その思想のもと、陰界は静かに秩序を保ち、
争いはほとんど起きなかった。
いや──表面上は、である。
名を持たぬ者たちは、
常に下層に追いやられ、
記録にすら残らぬ存在として扱われていた。
そんな中、ひとつの“異変”が起こる。
ある日、ヴェルザの宮殿に、一匹の蟲が現れた。
小さく、痩せ細り、
殻に傷だらけの“無名”の者。
だが、彼は言葉を話した。
「名など、血ではなく──“記憶”により刻まれるものだ」
ヴェルザはその言葉に激怒した。
「貴様如きが語るな。名もなき者は、名を語れぬ」
だが無名の蟲はひるまず、
王の前に跪き、こう言った。
「ならば、我に名を与えよ。
それを証明してみせる。
名は、語る者によって生まれると──」
その挑戦は、陰界中に衝撃を走らせた。
“王が無名に名を与える”など、前代未聞だったからだ。
だが、ヴェルザは宣言した。
「ならばよい。

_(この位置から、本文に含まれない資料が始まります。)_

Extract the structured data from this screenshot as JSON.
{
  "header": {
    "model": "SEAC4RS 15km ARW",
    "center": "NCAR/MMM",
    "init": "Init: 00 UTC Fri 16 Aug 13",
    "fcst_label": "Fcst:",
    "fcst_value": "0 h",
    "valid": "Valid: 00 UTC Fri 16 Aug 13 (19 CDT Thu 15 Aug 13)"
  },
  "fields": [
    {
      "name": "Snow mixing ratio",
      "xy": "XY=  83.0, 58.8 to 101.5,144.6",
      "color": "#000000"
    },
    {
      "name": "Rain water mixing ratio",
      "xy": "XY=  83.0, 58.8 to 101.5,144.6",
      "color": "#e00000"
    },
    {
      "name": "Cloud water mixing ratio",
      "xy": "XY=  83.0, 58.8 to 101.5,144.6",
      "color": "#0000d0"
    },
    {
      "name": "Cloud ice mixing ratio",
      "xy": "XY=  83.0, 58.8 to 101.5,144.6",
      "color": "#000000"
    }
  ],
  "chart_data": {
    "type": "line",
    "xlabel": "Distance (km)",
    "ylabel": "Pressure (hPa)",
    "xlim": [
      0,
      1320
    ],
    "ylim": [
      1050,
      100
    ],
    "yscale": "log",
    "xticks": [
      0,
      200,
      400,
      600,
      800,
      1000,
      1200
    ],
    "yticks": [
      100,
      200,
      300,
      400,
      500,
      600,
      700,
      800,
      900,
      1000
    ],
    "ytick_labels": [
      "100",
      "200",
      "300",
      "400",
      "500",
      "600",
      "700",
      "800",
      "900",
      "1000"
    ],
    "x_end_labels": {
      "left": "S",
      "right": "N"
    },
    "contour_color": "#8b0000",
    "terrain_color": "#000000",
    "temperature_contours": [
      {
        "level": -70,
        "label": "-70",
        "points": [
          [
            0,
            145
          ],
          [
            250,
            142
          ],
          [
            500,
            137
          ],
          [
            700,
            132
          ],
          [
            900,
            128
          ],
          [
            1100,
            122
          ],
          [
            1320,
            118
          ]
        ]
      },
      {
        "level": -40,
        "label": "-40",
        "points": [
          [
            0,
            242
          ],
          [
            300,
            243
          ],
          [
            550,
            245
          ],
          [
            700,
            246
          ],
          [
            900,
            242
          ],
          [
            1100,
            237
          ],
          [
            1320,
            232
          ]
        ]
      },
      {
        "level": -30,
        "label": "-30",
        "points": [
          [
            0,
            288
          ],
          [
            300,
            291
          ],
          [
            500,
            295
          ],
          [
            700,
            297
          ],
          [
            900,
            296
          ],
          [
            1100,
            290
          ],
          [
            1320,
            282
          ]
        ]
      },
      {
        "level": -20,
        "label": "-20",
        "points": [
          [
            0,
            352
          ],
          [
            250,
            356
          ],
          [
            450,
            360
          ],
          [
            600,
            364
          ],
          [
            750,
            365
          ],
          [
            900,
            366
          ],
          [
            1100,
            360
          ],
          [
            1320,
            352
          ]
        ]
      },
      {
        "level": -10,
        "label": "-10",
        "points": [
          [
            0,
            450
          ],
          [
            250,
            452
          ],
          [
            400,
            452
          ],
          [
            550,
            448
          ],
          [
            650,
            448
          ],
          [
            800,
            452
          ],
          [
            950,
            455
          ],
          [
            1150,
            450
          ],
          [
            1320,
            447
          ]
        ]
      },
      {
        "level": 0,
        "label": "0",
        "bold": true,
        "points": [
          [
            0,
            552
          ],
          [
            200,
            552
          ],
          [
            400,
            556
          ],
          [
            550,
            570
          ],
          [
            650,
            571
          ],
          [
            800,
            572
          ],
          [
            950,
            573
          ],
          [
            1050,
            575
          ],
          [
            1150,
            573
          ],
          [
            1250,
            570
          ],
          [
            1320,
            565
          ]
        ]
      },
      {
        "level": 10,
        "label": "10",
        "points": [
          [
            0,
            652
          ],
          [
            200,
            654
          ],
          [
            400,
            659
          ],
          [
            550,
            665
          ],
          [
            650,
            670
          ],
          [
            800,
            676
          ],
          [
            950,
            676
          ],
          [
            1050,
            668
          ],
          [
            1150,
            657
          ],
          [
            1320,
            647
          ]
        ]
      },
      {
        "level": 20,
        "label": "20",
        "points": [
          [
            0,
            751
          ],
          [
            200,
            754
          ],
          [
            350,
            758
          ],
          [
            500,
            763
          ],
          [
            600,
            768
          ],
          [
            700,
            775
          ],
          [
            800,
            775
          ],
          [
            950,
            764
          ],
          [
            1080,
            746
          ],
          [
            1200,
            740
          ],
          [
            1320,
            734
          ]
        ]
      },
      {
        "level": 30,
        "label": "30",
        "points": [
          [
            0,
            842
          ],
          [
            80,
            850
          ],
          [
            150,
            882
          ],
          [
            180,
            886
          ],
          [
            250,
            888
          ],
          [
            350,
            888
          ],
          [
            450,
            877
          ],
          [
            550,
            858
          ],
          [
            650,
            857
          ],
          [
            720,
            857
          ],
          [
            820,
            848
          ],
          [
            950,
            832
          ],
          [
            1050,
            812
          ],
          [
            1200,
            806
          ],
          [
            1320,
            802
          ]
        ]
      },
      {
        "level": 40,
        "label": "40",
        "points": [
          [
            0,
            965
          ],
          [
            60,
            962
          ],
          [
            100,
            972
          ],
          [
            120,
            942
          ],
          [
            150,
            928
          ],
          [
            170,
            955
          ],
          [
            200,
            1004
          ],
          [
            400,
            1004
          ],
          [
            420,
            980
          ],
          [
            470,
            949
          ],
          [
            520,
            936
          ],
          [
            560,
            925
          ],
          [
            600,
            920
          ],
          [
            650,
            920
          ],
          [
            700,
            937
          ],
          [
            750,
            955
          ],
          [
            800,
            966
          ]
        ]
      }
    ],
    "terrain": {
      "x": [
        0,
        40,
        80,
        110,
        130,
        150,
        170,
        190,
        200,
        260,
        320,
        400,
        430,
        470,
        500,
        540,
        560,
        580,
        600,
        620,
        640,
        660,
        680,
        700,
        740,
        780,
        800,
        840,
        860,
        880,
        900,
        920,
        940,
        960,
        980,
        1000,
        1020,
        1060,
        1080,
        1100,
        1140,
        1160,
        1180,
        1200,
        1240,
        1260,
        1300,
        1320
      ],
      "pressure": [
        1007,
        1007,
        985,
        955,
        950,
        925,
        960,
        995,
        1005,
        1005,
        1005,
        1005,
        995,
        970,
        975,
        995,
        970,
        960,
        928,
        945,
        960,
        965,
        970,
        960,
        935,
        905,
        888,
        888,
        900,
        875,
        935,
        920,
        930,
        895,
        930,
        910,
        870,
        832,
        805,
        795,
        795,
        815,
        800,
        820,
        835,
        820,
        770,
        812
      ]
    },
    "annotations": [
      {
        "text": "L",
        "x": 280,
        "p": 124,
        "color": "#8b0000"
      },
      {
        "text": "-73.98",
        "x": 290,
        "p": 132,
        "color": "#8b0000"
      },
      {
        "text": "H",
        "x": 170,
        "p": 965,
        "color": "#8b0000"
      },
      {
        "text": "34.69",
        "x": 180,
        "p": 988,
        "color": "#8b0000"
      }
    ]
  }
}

名を与えよう」
「汝の名は──“ナイト・クラシス”。
試練を越え、我が騎士となれ」
その日から、名を与えられた蟲は、王のもとで働くことになった。
誰もが疑った。
誰もが嘲笑った。
だが、“クラシス”は証明した。
名を持つことが、
誕生の特権ではなく、“意志”によって定義され得ることを。
そして……
その証明は、やがて王自身を壊していくこととなる。
ヴェルザの周囲には、
名を持たぬ者たちが静かに集まり始めた。
彼らはクラシスを“語りの導き手”と呼び、
やがて、「記憶派(レコルド)」という思想が芽吹いた。
──名は、記録され、語られ、継承される。
──血ではなく、物語こそが“名”を生む。
その思想は、ヴェルザの絶対王権を静かに蝕んでいった。
そして、ついに王は宣言する。
「クラシスよ──
貴様を“名の剥奪者”として追放する。
貴様の名は、今をもって取り消す!」
だが、クラシスは言った。
「ならば、王よ。
我が名を剥ぎ取るその舌を、
誰が“語る”というのだ?」
それは、王を殺す呪文だった。
“語られぬ王は、王ではない”
──そうして、ヴェルザの名は、徐々に陰界から消えていった。
記録から、語りから、
やがて伝承からも──
今、語られる“ヴェルザ”とは、
フェイン・ヴェルザが引き継いだ家名だけである。
だがその名がかつて、
“名を与えられた無名”によって倒されたということを、
知る者は少ない。
アモ・ブリオンが名を持ち、語りを継いだとき。
その影には──
この“堕ちた王”の姿が、静かに横たわっていた。
⸻
次回予告:第2話『クラシス、名を超えて』
王から名を与えられし蟲、クラシス。
だが彼の名は、やがて王の“記憶”を殺す毒となる。
“名”とは何か。
王とは何者か。
陰界の原罪が、いま暴かれる。
Coming soon…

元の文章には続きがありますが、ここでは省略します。